Scheduling options (lightweight)
- Run the script daily/weekly using your OS scheduler.
- Log start/end time and written filenames to a simple text log.
- Keep scripts idempotent: same input, same output filenames.
Exercises
Complete these tasks to practice. The same tasks appear below in the Exercises section with expected outputs and solutions.
- Exercise 1: Build a daily metrics automation that produces two CSVs: overall daily metrics and by-event breakdown, with clear date-stamped filenames.
- Exercise 2: Turn your code into a reusable function with input validations and a date parameter (default to yesterday).
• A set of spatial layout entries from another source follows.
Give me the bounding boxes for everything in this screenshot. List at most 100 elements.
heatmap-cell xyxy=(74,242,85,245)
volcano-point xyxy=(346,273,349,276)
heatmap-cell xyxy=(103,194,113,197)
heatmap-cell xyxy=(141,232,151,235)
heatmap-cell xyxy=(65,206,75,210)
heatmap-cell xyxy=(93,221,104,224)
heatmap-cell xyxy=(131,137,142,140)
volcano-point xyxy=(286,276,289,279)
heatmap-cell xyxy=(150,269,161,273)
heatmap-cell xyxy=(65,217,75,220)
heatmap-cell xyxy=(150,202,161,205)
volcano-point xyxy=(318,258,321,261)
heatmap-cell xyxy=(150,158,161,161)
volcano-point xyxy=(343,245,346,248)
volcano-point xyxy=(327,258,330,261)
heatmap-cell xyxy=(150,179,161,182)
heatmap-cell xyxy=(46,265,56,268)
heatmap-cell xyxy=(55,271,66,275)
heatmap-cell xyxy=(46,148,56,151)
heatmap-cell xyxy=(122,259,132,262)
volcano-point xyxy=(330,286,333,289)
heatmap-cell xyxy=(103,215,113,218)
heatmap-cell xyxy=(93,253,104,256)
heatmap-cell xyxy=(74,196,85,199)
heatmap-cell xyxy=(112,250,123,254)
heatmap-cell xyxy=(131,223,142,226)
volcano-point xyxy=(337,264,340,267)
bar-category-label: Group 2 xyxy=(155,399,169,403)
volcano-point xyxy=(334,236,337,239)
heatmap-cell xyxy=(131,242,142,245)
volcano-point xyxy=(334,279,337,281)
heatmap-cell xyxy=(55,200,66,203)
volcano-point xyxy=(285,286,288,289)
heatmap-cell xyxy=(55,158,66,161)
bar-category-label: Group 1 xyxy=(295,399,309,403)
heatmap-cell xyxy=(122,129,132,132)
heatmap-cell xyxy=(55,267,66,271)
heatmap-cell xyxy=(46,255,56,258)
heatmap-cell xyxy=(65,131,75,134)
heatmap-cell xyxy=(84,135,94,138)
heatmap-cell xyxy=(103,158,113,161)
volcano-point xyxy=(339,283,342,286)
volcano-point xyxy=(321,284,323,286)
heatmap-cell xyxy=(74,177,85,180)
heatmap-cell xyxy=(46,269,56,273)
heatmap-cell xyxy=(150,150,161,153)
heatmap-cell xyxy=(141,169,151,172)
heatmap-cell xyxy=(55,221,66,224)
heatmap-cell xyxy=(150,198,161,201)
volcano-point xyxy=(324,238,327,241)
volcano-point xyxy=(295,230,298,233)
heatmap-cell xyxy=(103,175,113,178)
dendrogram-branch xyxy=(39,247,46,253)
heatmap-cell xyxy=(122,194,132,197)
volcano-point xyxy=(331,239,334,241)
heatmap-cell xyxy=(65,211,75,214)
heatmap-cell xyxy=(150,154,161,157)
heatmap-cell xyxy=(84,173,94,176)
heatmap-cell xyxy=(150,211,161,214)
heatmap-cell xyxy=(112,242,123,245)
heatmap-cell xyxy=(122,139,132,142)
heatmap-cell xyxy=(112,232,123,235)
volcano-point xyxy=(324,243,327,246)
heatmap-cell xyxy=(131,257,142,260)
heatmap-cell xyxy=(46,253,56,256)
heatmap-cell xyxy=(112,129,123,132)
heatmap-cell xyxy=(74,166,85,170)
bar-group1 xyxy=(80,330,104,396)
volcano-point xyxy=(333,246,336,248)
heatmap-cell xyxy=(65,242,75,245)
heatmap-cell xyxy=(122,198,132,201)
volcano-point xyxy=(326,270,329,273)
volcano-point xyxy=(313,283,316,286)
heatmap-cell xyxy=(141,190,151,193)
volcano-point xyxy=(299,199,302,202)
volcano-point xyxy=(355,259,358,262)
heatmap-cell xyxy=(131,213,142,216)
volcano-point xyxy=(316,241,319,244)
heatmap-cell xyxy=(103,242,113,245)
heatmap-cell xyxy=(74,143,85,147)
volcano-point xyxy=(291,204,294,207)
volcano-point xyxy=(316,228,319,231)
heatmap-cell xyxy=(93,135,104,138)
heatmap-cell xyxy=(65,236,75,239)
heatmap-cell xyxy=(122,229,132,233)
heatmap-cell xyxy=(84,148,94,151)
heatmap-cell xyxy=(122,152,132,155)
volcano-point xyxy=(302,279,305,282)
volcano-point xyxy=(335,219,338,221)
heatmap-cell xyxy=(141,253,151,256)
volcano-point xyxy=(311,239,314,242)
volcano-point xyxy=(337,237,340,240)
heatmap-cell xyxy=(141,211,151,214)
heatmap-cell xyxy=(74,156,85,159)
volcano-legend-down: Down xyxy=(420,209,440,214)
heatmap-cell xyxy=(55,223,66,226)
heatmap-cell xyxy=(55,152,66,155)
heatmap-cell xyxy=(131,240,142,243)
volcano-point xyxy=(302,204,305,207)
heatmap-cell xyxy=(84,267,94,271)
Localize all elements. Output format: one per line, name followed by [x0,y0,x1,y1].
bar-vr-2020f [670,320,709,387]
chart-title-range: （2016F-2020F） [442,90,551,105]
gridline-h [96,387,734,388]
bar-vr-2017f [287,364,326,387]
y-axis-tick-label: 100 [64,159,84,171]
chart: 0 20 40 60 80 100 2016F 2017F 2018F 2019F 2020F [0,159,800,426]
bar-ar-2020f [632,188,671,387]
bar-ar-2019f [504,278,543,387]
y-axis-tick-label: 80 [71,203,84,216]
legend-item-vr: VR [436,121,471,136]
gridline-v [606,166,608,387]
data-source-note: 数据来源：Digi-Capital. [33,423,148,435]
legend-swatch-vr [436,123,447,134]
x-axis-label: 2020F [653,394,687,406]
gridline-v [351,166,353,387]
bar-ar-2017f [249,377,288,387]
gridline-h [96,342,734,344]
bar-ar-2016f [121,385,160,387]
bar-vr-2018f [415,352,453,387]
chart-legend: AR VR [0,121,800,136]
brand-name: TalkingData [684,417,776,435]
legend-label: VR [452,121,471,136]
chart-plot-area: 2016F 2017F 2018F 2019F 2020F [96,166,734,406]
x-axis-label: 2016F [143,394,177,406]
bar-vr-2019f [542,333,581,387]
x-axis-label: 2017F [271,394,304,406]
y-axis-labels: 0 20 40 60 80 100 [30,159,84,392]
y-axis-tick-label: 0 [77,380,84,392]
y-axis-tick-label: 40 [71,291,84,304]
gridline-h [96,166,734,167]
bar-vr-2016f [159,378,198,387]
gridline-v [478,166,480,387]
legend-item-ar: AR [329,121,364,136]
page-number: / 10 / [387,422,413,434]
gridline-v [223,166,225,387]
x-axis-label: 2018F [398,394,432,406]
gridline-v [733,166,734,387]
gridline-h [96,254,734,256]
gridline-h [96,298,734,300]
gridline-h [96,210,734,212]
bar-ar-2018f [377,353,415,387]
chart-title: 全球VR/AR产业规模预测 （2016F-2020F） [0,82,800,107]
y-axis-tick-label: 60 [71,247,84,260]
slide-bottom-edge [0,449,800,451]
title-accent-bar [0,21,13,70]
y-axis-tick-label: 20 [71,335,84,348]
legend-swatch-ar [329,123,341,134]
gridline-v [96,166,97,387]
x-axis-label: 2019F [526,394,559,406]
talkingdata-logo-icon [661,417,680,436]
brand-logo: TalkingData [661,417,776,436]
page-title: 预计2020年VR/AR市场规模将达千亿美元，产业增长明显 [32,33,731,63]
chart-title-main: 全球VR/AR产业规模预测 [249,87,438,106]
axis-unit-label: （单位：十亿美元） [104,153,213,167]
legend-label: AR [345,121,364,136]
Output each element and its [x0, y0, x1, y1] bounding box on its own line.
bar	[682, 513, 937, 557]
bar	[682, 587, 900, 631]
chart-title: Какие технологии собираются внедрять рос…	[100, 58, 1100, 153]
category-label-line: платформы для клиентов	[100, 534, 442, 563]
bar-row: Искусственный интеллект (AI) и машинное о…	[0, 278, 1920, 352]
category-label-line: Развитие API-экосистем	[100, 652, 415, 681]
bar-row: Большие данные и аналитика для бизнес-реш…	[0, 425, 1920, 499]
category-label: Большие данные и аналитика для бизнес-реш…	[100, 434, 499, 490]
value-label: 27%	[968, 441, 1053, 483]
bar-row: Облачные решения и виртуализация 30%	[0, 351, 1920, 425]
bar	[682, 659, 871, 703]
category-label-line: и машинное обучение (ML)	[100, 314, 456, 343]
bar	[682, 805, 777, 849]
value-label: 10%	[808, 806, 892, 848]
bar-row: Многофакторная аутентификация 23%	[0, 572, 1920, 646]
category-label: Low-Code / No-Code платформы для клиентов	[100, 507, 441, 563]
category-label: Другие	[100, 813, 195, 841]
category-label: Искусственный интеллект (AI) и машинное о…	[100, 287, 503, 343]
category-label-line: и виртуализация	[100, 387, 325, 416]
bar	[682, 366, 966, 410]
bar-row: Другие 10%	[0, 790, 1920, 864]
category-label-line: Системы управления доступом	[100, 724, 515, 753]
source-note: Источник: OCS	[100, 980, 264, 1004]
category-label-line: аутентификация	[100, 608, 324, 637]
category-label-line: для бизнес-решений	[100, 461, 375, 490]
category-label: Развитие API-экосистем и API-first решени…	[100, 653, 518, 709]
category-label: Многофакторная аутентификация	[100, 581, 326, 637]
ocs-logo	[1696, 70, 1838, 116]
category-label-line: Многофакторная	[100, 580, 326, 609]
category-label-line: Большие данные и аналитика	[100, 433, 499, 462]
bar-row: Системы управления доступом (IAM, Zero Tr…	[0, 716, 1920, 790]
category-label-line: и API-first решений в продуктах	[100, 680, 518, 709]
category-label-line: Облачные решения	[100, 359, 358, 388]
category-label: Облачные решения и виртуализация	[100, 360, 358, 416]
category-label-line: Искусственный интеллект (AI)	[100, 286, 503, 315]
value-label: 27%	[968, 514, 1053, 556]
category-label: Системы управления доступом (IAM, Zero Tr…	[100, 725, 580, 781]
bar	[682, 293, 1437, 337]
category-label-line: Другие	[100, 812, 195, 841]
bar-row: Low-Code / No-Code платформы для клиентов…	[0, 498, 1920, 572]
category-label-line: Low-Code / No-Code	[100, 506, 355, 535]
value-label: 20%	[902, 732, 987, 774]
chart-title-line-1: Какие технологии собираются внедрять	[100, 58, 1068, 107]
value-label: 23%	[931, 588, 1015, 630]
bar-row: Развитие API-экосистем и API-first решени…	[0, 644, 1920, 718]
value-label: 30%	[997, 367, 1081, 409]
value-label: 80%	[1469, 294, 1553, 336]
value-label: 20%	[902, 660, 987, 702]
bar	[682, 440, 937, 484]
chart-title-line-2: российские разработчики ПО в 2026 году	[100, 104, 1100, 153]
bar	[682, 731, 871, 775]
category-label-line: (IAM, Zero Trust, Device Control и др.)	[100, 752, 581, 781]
Write one CSV named using the provided date.
- Checklist:
- Uses pandas groupby or pivot_table.
- Includes at least two validation checks.
- Outputs have deterministic, date-stamped filenames.
- Script is re-runnable without manual edits.
Common mistakes and self-check
- Mixing local time and UTC: convert timestamps once, consistently.
- Appending day after day to one file without dedupe: prefer one file per date or a deduplicated append.
- Silent schema drift: always assert expected columns.
- Non-idempotent filenames like report_final.csv: include the run date instead.
- Forgetting null handling before groupby: drop or fill sensibly.
Self-check: If you run your script twice with the same input, do you get identical outputs and counts? If not, fix parameters or filenames.
Practical projects
- Automated daily activation report (signup to first key action within 7 days), exported to CSV.
- Weekly channel dashboard with CAC proxy (spend CSV + attributed signups) and rates.
- Retention snapshot: cohort by signup month, week 1/2/4 retention table with basic checks.
Mini challenge
Create a single command that, given a date (YYYY-MM-DD), produces three outputs: daily_metrics_DATE.csv, daily_by_event_DATE.csv, and daily_metrics_with_flags_DATE.csv. Include at least three validations. Keep it idempotent.
Hint path
- Write a function run(date_str) and use it in if __name__ == "__main__".
- Separate load, transform, validate, and export into small functions.
- Use try/except to print a friendly message and exit non-zero on validation failure.
Who this is for
- Product Analysts who need reliable, repeatable reporting.
- Data-savvy PMs or analysts transitioning from spreadsheets to code.
Prerequisites
- Comfort with Python basics (functions, files, dates).
- Pandas essentials (DataFrame, groupby, merge, pivot_table).
- Basic understanding of your product’s events and KPIs.
Learning path
- Parameterize and validate: make scripts deterministic.
- Aggregate and reshape: groupby and pivot_table fluency.
- Export and schedule: produce tidy outputs on a cadence.
- Add anomaly flags and basic run logs.
Next steps
- Add more validations (duplicate user_id-date checks, min/max thresholds).
- Bundle scripts into a small CLI (argparse) for teammates to use.
- Later, consider orchestration tools once your logic stabilizes.